Df Sum Sq Mean Sq F value Pr(>F)

Page 3 1093 364.4 4.472 0.0147 *

Residuals 20 1630 81.5

---

Signif. codes: 0 ‘***’ 0.001 ‘**’ 0.01 ‘*’ 0.05 ‘.’ 0.1 ‘ ’ 1

If we consider a significance level of 0.05, given that the p-Value < 0.05, we can reject *Ho* and infer that there is a significant difference from at least one group.

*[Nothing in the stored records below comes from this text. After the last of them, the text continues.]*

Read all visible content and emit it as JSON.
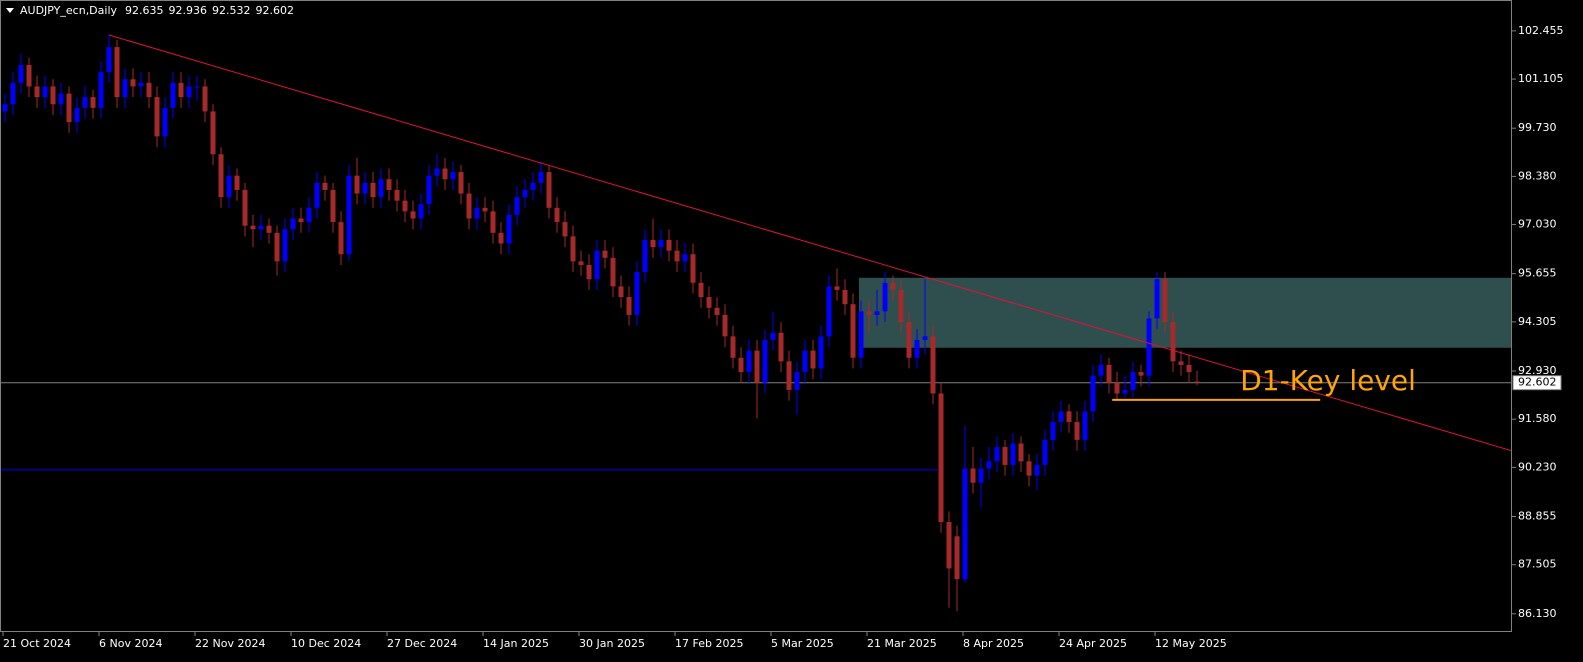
{
  "chart_data": {
    "type": "candlestick",
    "title": "AUDJPY_ecn,Daily",
    "categories": [
      "21 Oct 2024",
      null,
      null,
      null,
      null,
      null,
      null,
      null,
      null,
      null,
      null,
      null,
      "6 Nov 2024",
      null,
      null,
      null,
      null,
      null,
      null,
      null,
      null,
      null,
      null,
      null,
      "22 Nov 2024",
      null,
      null,
      null,
      null,
      null,
      null,
      null,
      null,
      null,
      null,
      null,
      "10 Dec 2024",
      null,
      null,
      null,
      null,
      null,
      null,
      null,
      null,
      null,
      null,
      null,
      "27 Dec 2024",
      null,
      null,
      null,
      null,
      null,
      null,
      null,
      null,
      null,
      null,
      null,
      "14 Jan 2025",
      null,
      null,
      null,
      null,
      null,
      null,
      null,
      null,
      null,
      null,
      null,
      "30 Jan 2025",
      null,
      null,
      null,
      null,
      null,
      null,
      null,
      null,
      null,
      null,
      null,
      "17 Feb 2025",
      null,
      null,
      null,
      null,
      null,
      null,
      null,
      null,
      null,
      null,
      null,
      "5 Mar 2025",
      null,
      null,
      null,
      null,
      null,
      null,
      null,
      null,
      null,
      null,
      null,
      "21 Mar 2025",
      null,
      null,
      null,
      null,
      null,
      null,
      null,
      null,
      null,
      null,
      null,
      "8 Apr 2025",
      null,
      null,
      null,
      null,
      null,
      null,
      null,
      null,
      null,
      null,
      null,
      "24 Apr 2025",
      null,
      null,
      null,
      null,
      null,
      null,
      null,
      null,
      null,
      null,
      null,
      "12 May 2025",
      null,
      null,
      null,
      null,
      null
    ],
    "candles": [
      [
        100.2,
        100.7,
        99.9,
        100.4
      ],
      [
        100.4,
        101.3,
        100.1,
        101.0
      ],
      [
        101.0,
        101.8,
        100.7,
        101.5
      ],
      [
        101.5,
        101.7,
        100.6,
        100.9
      ],
      [
        100.9,
        101.2,
        100.3,
        100.6
      ],
      [
        100.6,
        101.2,
        100.3,
        100.9
      ],
      [
        100.9,
        101.1,
        100.1,
        100.4
      ],
      [
        100.4,
        101.0,
        100.1,
        100.7
      ],
      [
        100.7,
        100.9,
        99.6,
        99.9
      ],
      [
        99.9,
        100.6,
        99.6,
        100.3
      ],
      [
        100.3,
        100.9,
        100.0,
        100.6
      ],
      [
        100.6,
        100.8,
        100.0,
        100.3
      ],
      [
        100.3,
        101.6,
        100.0,
        101.3
      ],
      [
        101.3,
        102.34,
        101.0,
        102.0
      ],
      [
        102.0,
        102.2,
        100.3,
        100.6
      ],
      [
        100.6,
        101.4,
        100.3,
        101.1
      ],
      [
        101.1,
        101.4,
        100.6,
        100.9
      ],
      [
        100.9,
        101.3,
        100.6,
        101.0
      ],
      [
        101.0,
        101.3,
        100.3,
        100.6
      ],
      [
        100.6,
        100.9,
        99.2,
        99.5
      ],
      [
        99.5,
        100.6,
        99.2,
        100.3
      ],
      [
        100.3,
        101.3,
        100.0,
        101.0
      ],
      [
        101.0,
        101.3,
        100.3,
        100.6
      ],
      [
        100.6,
        101.2,
        100.3,
        100.9
      ],
      [
        100.9,
        101.2,
        100.5,
        100.9
      ],
      [
        100.9,
        101.1,
        99.9,
        100.2
      ],
      [
        100.2,
        100.4,
        98.7,
        99.0
      ],
      [
        99.0,
        99.2,
        97.5,
        97.8
      ],
      [
        97.8,
        98.7,
        97.5,
        98.4
      ],
      [
        98.4,
        98.6,
        97.7,
        98.0
      ],
      [
        98.0,
        98.2,
        96.7,
        97.0
      ],
      [
        97.0,
        97.3,
        96.4,
        96.9
      ],
      [
        96.9,
        97.3,
        96.6,
        97.0
      ],
      [
        97.0,
        97.2,
        96.5,
        96.8
      ],
      [
        96.8,
        97.0,
        95.6,
        96.0
      ],
      [
        96.0,
        97.2,
        95.7,
        96.9
      ],
      [
        96.9,
        97.5,
        96.6,
        97.2
      ],
      [
        97.2,
        97.5,
        96.8,
        97.1
      ],
      [
        97.1,
        97.8,
        96.8,
        97.5
      ],
      [
        97.5,
        98.5,
        97.2,
        98.2
      ],
      [
        98.2,
        98.4,
        97.7,
        98.0
      ],
      [
        98.0,
        98.2,
        96.8,
        97.1
      ],
      [
        97.1,
        97.4,
        95.9,
        96.2
      ],
      [
        96.2,
        98.7,
        96.0,
        98.4
      ],
      [
        98.4,
        98.9,
        97.6,
        97.9
      ],
      [
        97.9,
        98.5,
        97.6,
        98.2
      ],
      [
        98.2,
        98.5,
        97.5,
        97.8
      ],
      [
        97.8,
        98.6,
        97.5,
        98.3
      ],
      [
        98.3,
        98.6,
        97.7,
        98.0
      ],
      [
        98.0,
        98.3,
        97.4,
        97.7
      ],
      [
        97.7,
        98.0,
        97.1,
        97.4
      ],
      [
        97.4,
        97.7,
        96.9,
        97.2
      ],
      [
        97.2,
        97.9,
        96.9,
        97.6
      ],
      [
        97.6,
        98.7,
        97.3,
        98.4
      ],
      [
        98.4,
        99.0,
        98.1,
        98.6
      ],
      [
        98.6,
        98.9,
        98.0,
        98.3
      ],
      [
        98.3,
        98.8,
        98.0,
        98.5
      ],
      [
        98.5,
        98.7,
        97.6,
        97.9
      ],
      [
        97.9,
        98.2,
        96.9,
        97.2
      ],
      [
        97.2,
        97.8,
        96.9,
        97.5
      ],
      [
        97.5,
        97.8,
        97.1,
        97.4
      ],
      [
        97.4,
        97.7,
        96.5,
        96.8
      ],
      [
        96.8,
        97.1,
        96.2,
        96.5
      ],
      [
        96.5,
        97.6,
        96.2,
        97.3
      ],
      [
        97.3,
        98.1,
        97.0,
        97.8
      ],
      [
        97.8,
        98.3,
        97.5,
        98.0
      ],
      [
        98.0,
        98.5,
        97.7,
        98.2
      ],
      [
        98.2,
        98.8,
        97.9,
        98.5
      ],
      [
        98.5,
        98.7,
        97.2,
        97.5
      ],
      [
        97.5,
        97.8,
        96.8,
        97.1
      ],
      [
        97.1,
        97.4,
        96.4,
        96.7
      ],
      [
        96.7,
        97.0,
        95.7,
        96.0
      ],
      [
        96.0,
        96.3,
        95.6,
        95.9
      ],
      [
        95.9,
        96.2,
        95.2,
        95.5
      ],
      [
        95.5,
        96.6,
        95.2,
        96.3
      ],
      [
        96.3,
        96.6,
        95.8,
        96.1
      ],
      [
        96.1,
        96.4,
        95.0,
        95.3
      ],
      [
        95.3,
        95.6,
        94.7,
        95.0
      ],
      [
        95.0,
        95.3,
        94.2,
        94.5
      ],
      [
        94.5,
        96.0,
        94.2,
        95.7
      ],
      [
        95.7,
        96.9,
        95.4,
        96.6
      ],
      [
        96.6,
        97.2,
        96.1,
        96.4
      ],
      [
        96.4,
        96.9,
        96.1,
        96.6
      ],
      [
        96.6,
        96.9,
        96.0,
        96.3
      ],
      [
        96.3,
        96.6,
        95.7,
        96.0
      ],
      [
        96.0,
        96.5,
        95.7,
        96.2
      ],
      [
        96.2,
        96.5,
        95.1,
        95.4
      ],
      [
        95.4,
        95.7,
        94.7,
        95.0
      ],
      [
        95.0,
        95.3,
        94.4,
        94.7
      ],
      [
        94.7,
        95.0,
        94.2,
        94.5
      ],
      [
        94.5,
        94.8,
        93.6,
        93.9
      ],
      [
        93.9,
        94.2,
        93.0,
        93.3
      ],
      [
        93.3,
        93.6,
        92.6,
        92.9
      ],
      [
        92.9,
        93.8,
        92.6,
        93.5
      ],
      [
        93.5,
        93.8,
        91.6,
        92.6
      ],
      [
        92.6,
        94.1,
        92.3,
        93.8
      ],
      [
        93.8,
        94.6,
        93.5,
        94.0
      ],
      [
        94.0,
        94.3,
        92.9,
        93.2
      ],
      [
        93.2,
        93.5,
        92.1,
        92.4
      ],
      [
        92.4,
        93.2,
        91.7,
        92.9
      ],
      [
        92.9,
        93.8,
        92.6,
        93.5
      ],
      [
        93.5,
        93.8,
        92.7,
        93.0
      ],
      [
        93.0,
        94.2,
        92.7,
        93.9
      ],
      [
        93.9,
        95.6,
        93.6,
        95.3
      ],
      [
        95.3,
        95.8,
        94.9,
        95.2
      ],
      [
        95.2,
        95.5,
        94.5,
        94.8
      ],
      [
        94.8,
        95.1,
        93.0,
        93.3
      ],
      [
        93.3,
        94.9,
        93.0,
        94.6
      ],
      [
        94.6,
        94.9,
        94.0,
        94.5
      ],
      [
        94.5,
        95.2,
        94.2,
        94.6
      ],
      [
        94.6,
        95.7,
        94.3,
        95.4
      ],
      [
        95.4,
        95.6,
        94.9,
        95.2
      ],
      [
        95.2,
        95.5,
        94.0,
        94.3
      ],
      [
        94.3,
        94.6,
        93.0,
        93.3
      ],
      [
        93.3,
        94.1,
        93.0,
        93.8
      ],
      [
        93.8,
        95.5,
        93.4,
        93.9
      ],
      [
        93.9,
        94.2,
        92.0,
        92.3
      ],
      [
        92.3,
        92.6,
        88.4,
        88.7
      ],
      [
        88.7,
        89.0,
        86.3,
        87.4
      ],
      [
        88.3,
        88.6,
        86.2,
        87.1
      ],
      [
        87.1,
        91.4,
        87.0,
        90.2
      ],
      [
        90.2,
        90.8,
        89.5,
        89.8
      ],
      [
        89.8,
        90.5,
        89.1,
        90.2
      ],
      [
        90.2,
        90.8,
        89.9,
        90.4
      ],
      [
        90.4,
        91.1,
        90.1,
        90.8
      ],
      [
        90.8,
        91.0,
        90.0,
        90.3
      ],
      [
        90.3,
        91.2,
        90.0,
        90.9
      ],
      [
        90.9,
        91.1,
        90.1,
        90.4
      ],
      [
        90.4,
        90.6,
        89.7,
        90.0
      ],
      [
        90.0,
        90.6,
        89.6,
        90.3
      ],
      [
        90.3,
        91.3,
        90.0,
        91.0
      ],
      [
        91.0,
        91.8,
        90.7,
        91.5
      ],
      [
        91.5,
        92.1,
        91.2,
        91.8
      ],
      [
        91.8,
        92.0,
        91.2,
        91.5
      ],
      [
        91.5,
        91.8,
        90.7,
        91.0
      ],
      [
        91.0,
        92.1,
        90.7,
        91.8
      ],
      [
        91.8,
        93.1,
        91.5,
        92.8
      ],
      [
        92.8,
        93.4,
        92.5,
        93.1
      ],
      [
        93.1,
        93.3,
        92.3,
        92.6
      ],
      [
        92.6,
        92.9,
        92.1,
        92.3
      ],
      [
        92.3,
        92.8,
        92.1,
        92.4
      ],
      [
        92.4,
        93.2,
        92.1,
        92.9
      ],
      [
        92.9,
        93.1,
        92.5,
        92.8
      ],
      [
        92.8,
        94.6,
        92.5,
        94.4
      ],
      [
        94.4,
        95.7,
        94.1,
        95.5
      ],
      [
        95.5,
        95.7,
        94.0,
        94.3
      ],
      [
        94.3,
        94.6,
        92.9,
        93.2
      ],
      [
        93.2,
        93.5,
        92.8,
        93.1
      ],
      [
        93.1,
        93.4,
        92.6,
        92.9
      ],
      [
        92.635,
        92.936,
        92.532,
        92.602
      ]
    ],
    "up_color": "#0000ff",
    "down_color": "#a52a2a",
    "ylim": [
      85.62,
      103.32
    ],
    "yticks": [
      102.455,
      101.105,
      {
        "value": 99.73,
        "label": "99.730"
      },
      {
        "value": 98.38,
        "label": "98.380"
      },
      {
        "value": 97.03,
        "label": "97.030"
      },
      95.655,
      94.305,
      {
        "value": 92.93,
        "label": "92.930"
      },
      {
        "value": 91.58,
        "label": "91.580"
      },
      {
        "value": 90.23,
        "label": "90.230"
      },
      88.855,
      87.505,
      {
        "value": 86.13,
        "label": "86.130"
      }
    ],
    "price_line_color": "#808080",
    "zone": {
      "x": [
        106.75,
        188.4
      ],
      "y": [
        93.58,
        95.54
      ],
      "color": "#2f4f4f"
    },
    "trendline": {
      "x": [
        13,
        188.4
      ],
      "y": [
        102.34,
        90.69
      ],
      "color": "#e0103a"
    },
    "blue_line": {
      "x": [
        -0.6,
        116.6
      ],
      "y": 90.16,
      "color": "#0000ff"
    },
    "key_level": {
      "x": [
        138.4,
        164.4
      ],
      "y": 92.12,
      "color": "#ffa500",
      "label": "D1-Key level"
    }
  }
}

Alternatively, there is also the method `aovp()`

from the `lmPerm`

package.

# How to Perform in Python

In Python, we can implement the solution using the `scipy`

module.

The downside is that we must separate the groups ourselves in Python. So, there’s an extra step.

`import pandas as pd`

import scipy.stats as sns

# Creating a dataset

four_sessions = pd.DataFrame({

'Page':[1,1,1,1,1,1,2,2,2,2,2,2,3,3,3,3,3,3,4,4,4,4,4,4],

'Time':[164, 172, 177, 156, 195, 172,178, 191,182,185,177,

185,175,193,171,163,176,176,155,166,164,170,168,162]

})

# Separate groups

pg1 = four_sessions.groupby('Page').get_group(1).Time

pg2 = four_sessions.groupby('Page').get_group(2).Time

pg3 = four_sessions.groupby('Page').get_group(3).Time

pg4 = four_sessions.groupby('Page').get_group(4).Time

# ANOVA test

sns.f_oneway(pg1, pg2, pg3, pg4)

## [OUT] ##

F_onewayResult(statistic=4.472230745627494, pvalue=0.01471358269967038)

We get the same result. Considering a significance level of 0.05, given that the p-Value < 0.05, we can reject *Ho* and infer that there is a significant difference from at least one group.

# References

BRUCE, Peter et all. 2019. *Paractical Statistics for Data Scientists.* O’Reilly.